My loneliness was at once vague and total. I never missed a class and soon forced myself to ask questions of the instructors, just to hear myself talk to another person. I looked forward to my appointments with Dr. Ecrest, and when he asked me if I’d be interested in joining a therapy group he was forming on Wednesday evenings I almost said yes, on the chance I might make friends in the group. My parents made a ritual appearance at my apartment for dinner, which I cooked for them on my two-burner stove and served in the cracked turquoise and white plates supplied by my landlord.
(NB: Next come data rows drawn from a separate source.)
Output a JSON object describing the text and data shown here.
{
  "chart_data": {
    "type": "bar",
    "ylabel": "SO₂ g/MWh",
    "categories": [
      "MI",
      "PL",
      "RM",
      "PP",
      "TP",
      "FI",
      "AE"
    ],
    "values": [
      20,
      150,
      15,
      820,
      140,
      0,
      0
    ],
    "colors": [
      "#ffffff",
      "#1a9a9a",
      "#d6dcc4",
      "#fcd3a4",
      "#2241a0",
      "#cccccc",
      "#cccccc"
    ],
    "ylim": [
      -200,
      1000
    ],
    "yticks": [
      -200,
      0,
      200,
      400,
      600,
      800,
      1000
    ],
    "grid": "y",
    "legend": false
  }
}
I found more occasions than I would have guessed to make the walk to their house—picking up a sweater, borrowing spoons, spontaneously accepting an old dictionary they’d offered to give me before I’d moved out—and more often than not my arrival coincided with dinner. They both seemed involved with their jobs and though I knew they were in a sad, difficult time, they looked no more unhappy than two old dolls in an attic. I was an absolute pig in how I refused to recognize their misery, but it was what they wanted of me.